Latihan Pull-up Perkuat Tubuh Bagian Atas dan Koordinasi Fungsional

Latihan Pull-up Perkuat Tubuh Bagian Atas dan Koordinasi Fungsional
Foto: Ilustrasi Latihan Pull-up Perkuat Tubuh Bagian Atas dan Koordinasi Fungsional.

Latihan pull-up menjadi metode efektif untuk membangun kekuatan otot tubuh bagian atas sekaligus meningkatkan koordinasi dan kontrol tubuh secara menyeluruh. Gerakan menantang ini dilakukan dengan menarik beban tubuh sendiri hingga posisi dagu melewati bar secara perlahan, sebagaimana dilansir dari Lifestyle pada Senin (11/5/2026).

Personal trainer Emily Schofield menjelaskan bahwa penguasaan gerakan ini menjadi target utama bagi banyak individu yang berlatih di pusat kebugaran. Keberhasilan melakukan satu repetisi sempurna dianggap sebagai indikator kekuatan fisik yang signifikan.

"Mampu melakukan satu pull-up penuh dengan benar adalah salah satu pencapaian paling memuaskan di gym karena benar-benar menunjukkan kekuatan, koordinasi, dan kontrol tubuh," ujar Schofield.

Teknik yang tepat sangat ditekankan guna mendapatkan hasil maksimal dan menghindari risiko cedera. Schofield mengingatkan agar pelaku olahraga tidak menggunakan momentum ayunan kaki saat melakukan tarikan.

"Gerakannya harus dilakukan secara perlahan dan terkontrol," katanya.

Pakar kebugaran lain, Mathew Forzaglia, menyebutkan bahwa manfaat utama latihan ini terletak pada penguatan otot punggung dan stabilitas inti (core). Selain itu, aktivitas ini secara konsisten dapat meningkatkan kekuatan genggaman tangan pelaku olahraga.

Data dari Cleveland Clinic menunjukkan bahwa otot latissimus dorsi dan trapezius merupakan penggerak utama dalam latihan ini. Selain punggung, otot bahu, lengan, bisep, trisep, hingga otot perut turut terlibat aktif selama proses pengangkatan beban tubuh.

Fungsi pull-up juga melampaui aspek estetika karena berdampak pada kemampuan gerak fungsional dalam aktivitas sehari-hari. Schofield menyatakan latihan ini memperbaiki postur dan keseimbangan otot secara integral.
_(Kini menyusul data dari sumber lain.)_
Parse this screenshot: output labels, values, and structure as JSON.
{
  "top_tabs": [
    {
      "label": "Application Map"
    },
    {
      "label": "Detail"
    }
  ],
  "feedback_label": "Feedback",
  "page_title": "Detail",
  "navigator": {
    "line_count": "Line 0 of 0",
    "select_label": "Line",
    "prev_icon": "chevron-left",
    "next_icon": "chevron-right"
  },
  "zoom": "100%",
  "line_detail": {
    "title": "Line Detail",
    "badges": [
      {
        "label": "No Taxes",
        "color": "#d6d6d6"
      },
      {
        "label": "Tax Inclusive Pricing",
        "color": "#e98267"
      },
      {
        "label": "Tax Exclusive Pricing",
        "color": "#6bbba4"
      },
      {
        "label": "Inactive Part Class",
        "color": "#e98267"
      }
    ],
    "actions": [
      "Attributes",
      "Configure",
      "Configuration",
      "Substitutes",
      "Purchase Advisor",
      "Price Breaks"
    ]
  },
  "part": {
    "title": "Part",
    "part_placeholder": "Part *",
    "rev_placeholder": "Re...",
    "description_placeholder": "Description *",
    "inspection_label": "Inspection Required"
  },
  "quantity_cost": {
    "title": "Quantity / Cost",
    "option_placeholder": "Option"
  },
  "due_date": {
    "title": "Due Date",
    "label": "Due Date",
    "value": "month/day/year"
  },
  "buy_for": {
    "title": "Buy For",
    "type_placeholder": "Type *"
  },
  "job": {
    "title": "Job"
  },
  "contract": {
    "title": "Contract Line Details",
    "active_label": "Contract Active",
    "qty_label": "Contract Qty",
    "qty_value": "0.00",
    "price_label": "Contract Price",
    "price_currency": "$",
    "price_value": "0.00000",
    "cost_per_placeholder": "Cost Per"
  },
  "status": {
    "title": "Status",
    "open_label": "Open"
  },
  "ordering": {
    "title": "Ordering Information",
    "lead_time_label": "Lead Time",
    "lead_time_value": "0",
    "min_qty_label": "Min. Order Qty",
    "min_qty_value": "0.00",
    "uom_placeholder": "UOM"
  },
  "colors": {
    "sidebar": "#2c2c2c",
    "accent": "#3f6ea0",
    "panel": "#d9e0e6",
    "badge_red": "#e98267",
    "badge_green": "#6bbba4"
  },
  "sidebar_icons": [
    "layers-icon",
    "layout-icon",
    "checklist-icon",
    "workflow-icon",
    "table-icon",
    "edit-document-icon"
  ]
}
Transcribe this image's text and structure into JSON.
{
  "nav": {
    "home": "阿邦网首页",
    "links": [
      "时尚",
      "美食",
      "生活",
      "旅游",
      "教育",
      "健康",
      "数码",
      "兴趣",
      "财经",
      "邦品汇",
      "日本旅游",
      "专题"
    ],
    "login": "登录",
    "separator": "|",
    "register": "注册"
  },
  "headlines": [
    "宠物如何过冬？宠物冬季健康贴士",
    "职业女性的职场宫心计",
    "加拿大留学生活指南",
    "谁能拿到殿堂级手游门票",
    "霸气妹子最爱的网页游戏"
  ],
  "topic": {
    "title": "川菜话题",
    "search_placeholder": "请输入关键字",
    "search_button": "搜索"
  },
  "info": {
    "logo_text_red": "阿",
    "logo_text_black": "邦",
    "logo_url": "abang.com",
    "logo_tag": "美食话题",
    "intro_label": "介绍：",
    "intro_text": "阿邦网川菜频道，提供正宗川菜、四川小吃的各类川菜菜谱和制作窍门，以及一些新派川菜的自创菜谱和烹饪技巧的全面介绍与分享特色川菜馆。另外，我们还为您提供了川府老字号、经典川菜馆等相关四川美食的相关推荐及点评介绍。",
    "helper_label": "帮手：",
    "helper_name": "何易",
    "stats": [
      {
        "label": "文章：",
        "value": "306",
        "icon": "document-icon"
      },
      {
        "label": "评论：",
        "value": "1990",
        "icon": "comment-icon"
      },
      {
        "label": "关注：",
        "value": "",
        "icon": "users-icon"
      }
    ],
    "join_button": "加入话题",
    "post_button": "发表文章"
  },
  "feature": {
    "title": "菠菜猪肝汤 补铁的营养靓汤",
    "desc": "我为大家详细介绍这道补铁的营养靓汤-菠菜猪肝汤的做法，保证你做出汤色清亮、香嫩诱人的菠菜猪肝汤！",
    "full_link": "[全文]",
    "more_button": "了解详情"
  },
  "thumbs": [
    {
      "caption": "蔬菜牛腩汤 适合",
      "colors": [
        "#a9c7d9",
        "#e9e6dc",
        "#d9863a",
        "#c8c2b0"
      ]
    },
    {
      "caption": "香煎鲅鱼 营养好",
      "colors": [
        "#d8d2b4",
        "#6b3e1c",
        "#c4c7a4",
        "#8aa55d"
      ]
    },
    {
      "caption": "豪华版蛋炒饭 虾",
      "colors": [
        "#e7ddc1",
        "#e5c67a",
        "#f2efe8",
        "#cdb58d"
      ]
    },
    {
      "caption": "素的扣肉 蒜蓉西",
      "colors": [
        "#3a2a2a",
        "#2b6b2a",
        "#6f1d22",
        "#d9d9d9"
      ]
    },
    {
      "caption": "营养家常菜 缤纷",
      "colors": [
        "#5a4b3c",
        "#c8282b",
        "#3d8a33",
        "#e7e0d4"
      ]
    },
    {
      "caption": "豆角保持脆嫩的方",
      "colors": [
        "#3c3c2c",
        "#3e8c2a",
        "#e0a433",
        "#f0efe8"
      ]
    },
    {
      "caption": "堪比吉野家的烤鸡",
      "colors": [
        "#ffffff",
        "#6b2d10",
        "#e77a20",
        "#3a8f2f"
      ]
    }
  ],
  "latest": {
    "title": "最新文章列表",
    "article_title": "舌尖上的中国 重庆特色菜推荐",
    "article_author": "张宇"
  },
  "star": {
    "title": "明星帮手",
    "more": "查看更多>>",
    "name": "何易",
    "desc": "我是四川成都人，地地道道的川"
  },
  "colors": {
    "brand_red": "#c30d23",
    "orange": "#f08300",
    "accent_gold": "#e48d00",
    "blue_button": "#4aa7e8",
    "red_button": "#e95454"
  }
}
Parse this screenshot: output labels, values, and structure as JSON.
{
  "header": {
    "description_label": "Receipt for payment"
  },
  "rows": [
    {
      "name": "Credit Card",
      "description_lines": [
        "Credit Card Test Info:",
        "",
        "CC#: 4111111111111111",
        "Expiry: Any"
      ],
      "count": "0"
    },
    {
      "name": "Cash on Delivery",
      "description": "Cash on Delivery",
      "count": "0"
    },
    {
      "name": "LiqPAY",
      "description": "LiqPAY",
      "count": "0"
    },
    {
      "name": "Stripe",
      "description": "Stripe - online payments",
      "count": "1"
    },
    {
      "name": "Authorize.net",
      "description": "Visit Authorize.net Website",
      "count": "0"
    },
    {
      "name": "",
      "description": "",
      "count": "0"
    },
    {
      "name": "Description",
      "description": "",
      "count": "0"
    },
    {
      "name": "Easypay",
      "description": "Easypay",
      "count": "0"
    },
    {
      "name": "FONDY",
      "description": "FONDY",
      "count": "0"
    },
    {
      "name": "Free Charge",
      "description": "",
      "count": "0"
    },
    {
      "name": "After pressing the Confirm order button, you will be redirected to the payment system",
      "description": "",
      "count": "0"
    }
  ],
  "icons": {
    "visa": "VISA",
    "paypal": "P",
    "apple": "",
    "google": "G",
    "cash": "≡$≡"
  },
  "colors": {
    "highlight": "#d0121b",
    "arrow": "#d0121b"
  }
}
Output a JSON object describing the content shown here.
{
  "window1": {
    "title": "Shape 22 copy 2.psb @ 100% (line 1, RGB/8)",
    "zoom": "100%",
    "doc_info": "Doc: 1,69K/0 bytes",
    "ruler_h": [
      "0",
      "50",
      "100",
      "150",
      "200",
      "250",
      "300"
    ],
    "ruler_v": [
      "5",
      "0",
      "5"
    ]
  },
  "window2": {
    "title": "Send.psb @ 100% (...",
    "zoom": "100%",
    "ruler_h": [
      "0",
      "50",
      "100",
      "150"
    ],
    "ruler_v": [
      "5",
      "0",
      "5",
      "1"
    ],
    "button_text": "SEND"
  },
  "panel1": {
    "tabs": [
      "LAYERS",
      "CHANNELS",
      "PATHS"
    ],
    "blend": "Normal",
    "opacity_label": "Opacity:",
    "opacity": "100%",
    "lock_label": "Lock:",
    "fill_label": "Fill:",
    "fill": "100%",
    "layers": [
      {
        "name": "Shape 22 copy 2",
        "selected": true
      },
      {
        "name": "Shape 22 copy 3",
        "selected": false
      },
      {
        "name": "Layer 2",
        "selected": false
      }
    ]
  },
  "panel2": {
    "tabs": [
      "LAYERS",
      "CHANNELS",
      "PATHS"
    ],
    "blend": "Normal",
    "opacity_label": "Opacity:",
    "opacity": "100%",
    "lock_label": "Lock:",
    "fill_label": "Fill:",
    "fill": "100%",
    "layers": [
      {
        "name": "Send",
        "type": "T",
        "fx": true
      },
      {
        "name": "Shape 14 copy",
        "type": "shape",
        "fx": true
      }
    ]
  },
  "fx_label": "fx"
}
"Mampu melakukan satu pull-up penuh dengan benar adalah salah satu pencapaian paling memuaskan di gym karena benar-benar menunjukkan kekuatan, koordinasi, dan kontrol tubuh," ujar Schofield.

Schofield menegaskan bahwa usia dan jenis kelamin bukan merupakan batasan mutlak untuk menguasai teknik ini. Ia memberikan contoh nyata melalui kemajuan yang dicapai oleh klien lansia dalam program latihannya.

"Saya punya klien berusia 70-an tahun yang mampu melakukan delapan pull-up penuh dengan kekuatan dan kontrol yang bahkan lebih baik dibanding orang yang usianya jauh lebih muda," ujar Schofield.

Bagi pemula, disarankan untuk tidak langsung mencoba pull-up penuh tanpa persiapan kekuatan dasar. Latihan pendukung seperti lat pulldown, dumbbell row, dan gerakan menggantung statis di bar sangat direkomendasikan untuk membangun memori otot.

"Semua latihan itu membantu tubuh mempelajari koordinasi gerakan pull-up," katanya.

Proses adaptasi tubuh terhadap latihan ini bersifat individual dan tidak bisa dipaksakan dalam waktu singkat. Schofield menyoroti pentingnya persistensi ketika menghadapi kesulitan di tengah proses belajar.

"Karena pull-up terasa sulit, banyak orang justru menghindarinya saat mulai kesulitan. Padahal, di situlah mereka seharusnya lebih sering berlatih," ujar Schofield.

Upaya konsisten menjadi faktor penentu utama keberhasilan dalam menguasai gerakan ini.

"Kuncinya adalah terus berlatih secara konsisten," katanya.